That was like watching a high-speed train wreck in slow motion. . .
The ad has three basic -as they say in music- movements. The first being the "challenge" which kind of goes off the rail then Kevin Hart starts pouring sugar into gas tanks. Check that, he has his eye-candy non-characters pour sugar into a gas tank. Because if you are going to commit a crime, why not have your wage-slaves do it? Then after more nonsensical minor misdemeanors, it moves into the "GaGa" movement. Here the slave-penned writers of this. . . thing, give a clear cry for help by having it devolve into fits of madness-induced lyrical writing, likely do to the severe trauma they have endured in their recent torture sessions.
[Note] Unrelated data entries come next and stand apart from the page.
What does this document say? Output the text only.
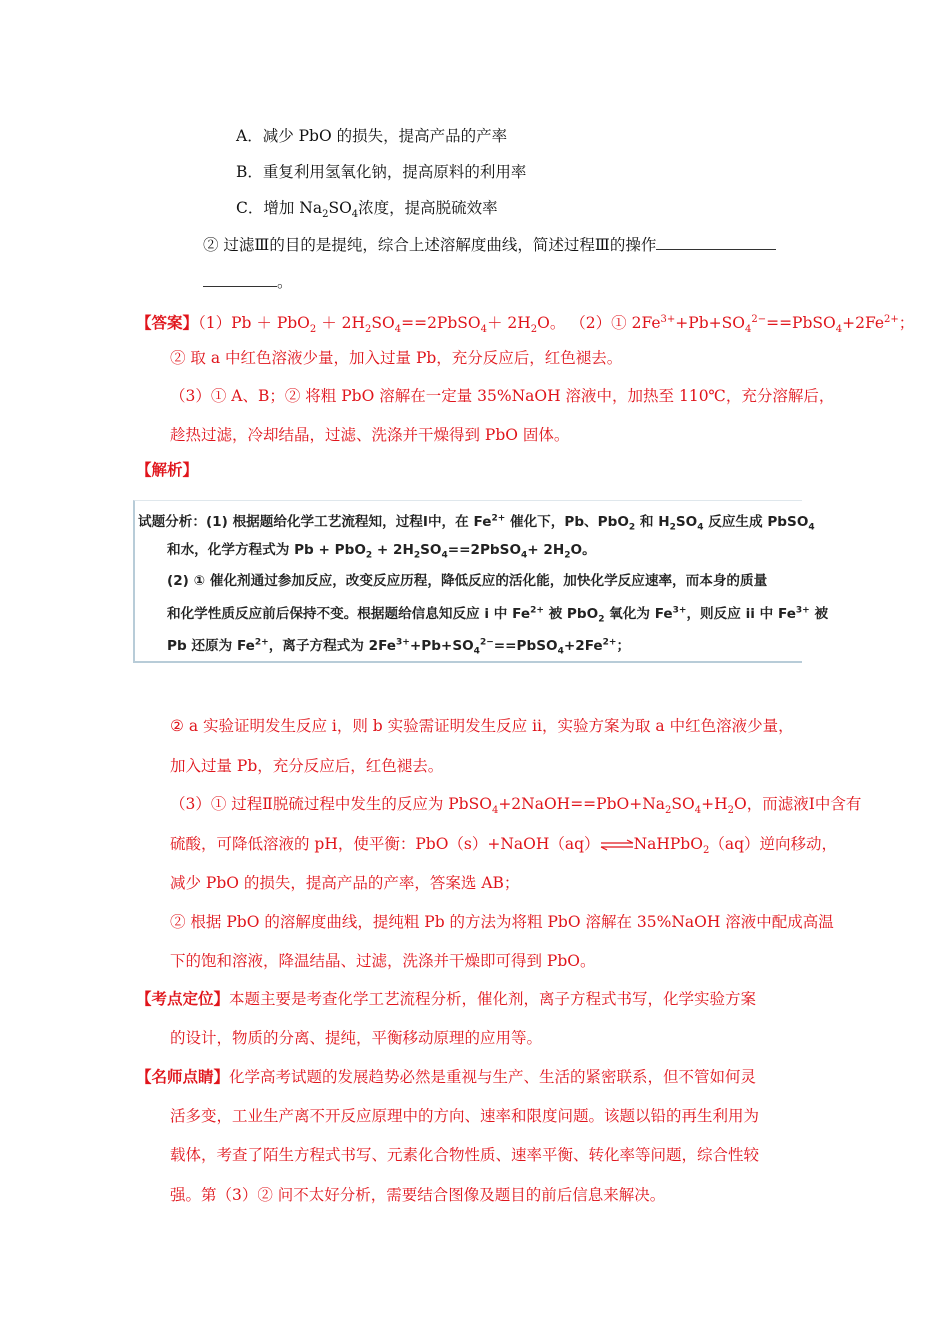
A．减少 PbO 的损失，提高产品的产率
B．重复利用氢氧化钠，提高原料的利用率
C．增加 $Na_2SO_4$浓度，提高脱硫效率
② 过滤Ⅲ的目的是提纯，综合上述溶解度曲线，简述过程Ⅲ的操作
。
【答案】$(1)Pb + PbO_2 + 2H_2SO_4==2PbSO_4+ 2H_2O$。 （2）① $2Fe^{3+}+Pb+SO_4^{2-}==PbSO_4+2Fe^{2+}$；
② 取 a 中红色溶液少量，加入过量 Pb，充分反应后，红色褪去。
（3）① A、B；② 将粗 PbO 溶解在一定量 35%NaOH 溶液中，加热至 110℃，充分溶解后，
趁热过滤，冷却结晶，过滤、洗涤并干燥得到 PbO 固体。
【解析】
试题分析：(1) 根据题给化学工艺流程知，过程Ⅰ中，在 $Fe^{2+}$ 催化下，Pb、PbO$_2$ 和 $H_2SO_4$ 反应生成 PbSO$_4$
和水，化学方程式为 $Pb + PbO_2 + 2H_2SO_4==2PbSO_4+ 2H_2O$。
(2) ① 催化剂通过参加反应，改变反应历程，降低反应的活化能，加快化学反应速率，而本身的质量
和化学性质反应前后保持不变。根据题给信息知反应 i 中 $Fe^{2+}$ 被 PbO$_2$ 氧化为 $Fe^{3+}$，则反应 ii 中 $Fe^{3+}$ 被
Pb 还原为 $Fe^{2+}$，离子方程式为 $2Fe^{3+}+Pb+SO_4^{2-}==PbSO_4+2Fe^{2+}$；
② a 实验证明发生反应 i，则 b 实验需证明发生反应 ii，实验方案为取 a 中红色溶液少量，
加入过量 Pb，充分反应后，红色褪去。
（3）① 过程Ⅱ脱硫过程中发生的反应为 $PbSO_4+2NaOH==PbO+Na_2SO_4+H_2O$，而滤液Ⅰ中含有
硫酸，可降低溶液的 pH，使平衡：PbO（s）+NaOH（aq）⇌NaHPbO$_2$（aq）逆向移动，
减少 PbO 的损失，提高产品的产率，答案选 AB；
② 根据 PbO 的溶解度曲线，提纯粗 Pb 的方法为将粗 PbO 溶解在 35%NaOH 溶液中配成高温
下的饱和溶液，降温结晶、过滤，洗涤并干燥即可得到 PbO。
【考点定位】本题主要是考查化学工艺流程分析，催化剂，离子方程式书写，化学实验方案
的设计，物质的分离、提纯，平衡移动原理的应用等。
【名师点睛】化学高考试题的发展趋势必然是重视与生产、生活的紧密联系，但不管如何灵
活多变，工业生产离不开反应原理中的方向、速率和限度问题。该题以铅的再生利用为
载体，考查了陌生方程式书写、元素化合物性质、速率平衡、转化率等问题，综合性较
强。第（3）② 问不太好分析，需要结合图像及题目的前后信息来解决。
To their credit, they do seem to pull themselves together in time for the final movement: "Wish Fulfillment." Here, using the metaphor -and largely fictional- story of Nero allowing Rome to burn while he played the violin, the two main characters actually play the game that this is supposed to advertise. But, the major intent is obviously to show the destruction of the bourgeoisie mansion, and the folly with which said destruction is ignored, thus both speaking to their own hatred for their characters and their impotent wish to see them harmed. Though it is implicit that the characters are so dense, that even the best efforts of the slave-writers would be unable to reach them.
Watching this, I felt akin to the character of the old man in Poe's Decent into the Maelstrom, my hair itself turning white and my body decaying not from age, but from the sheer horror of a brief time spent staring into not even the abyss, but a gaping downward spiral of the terror and insanity of death. Not the death of the flesh, but of the mind, the moral, ration and coherent thought themselves.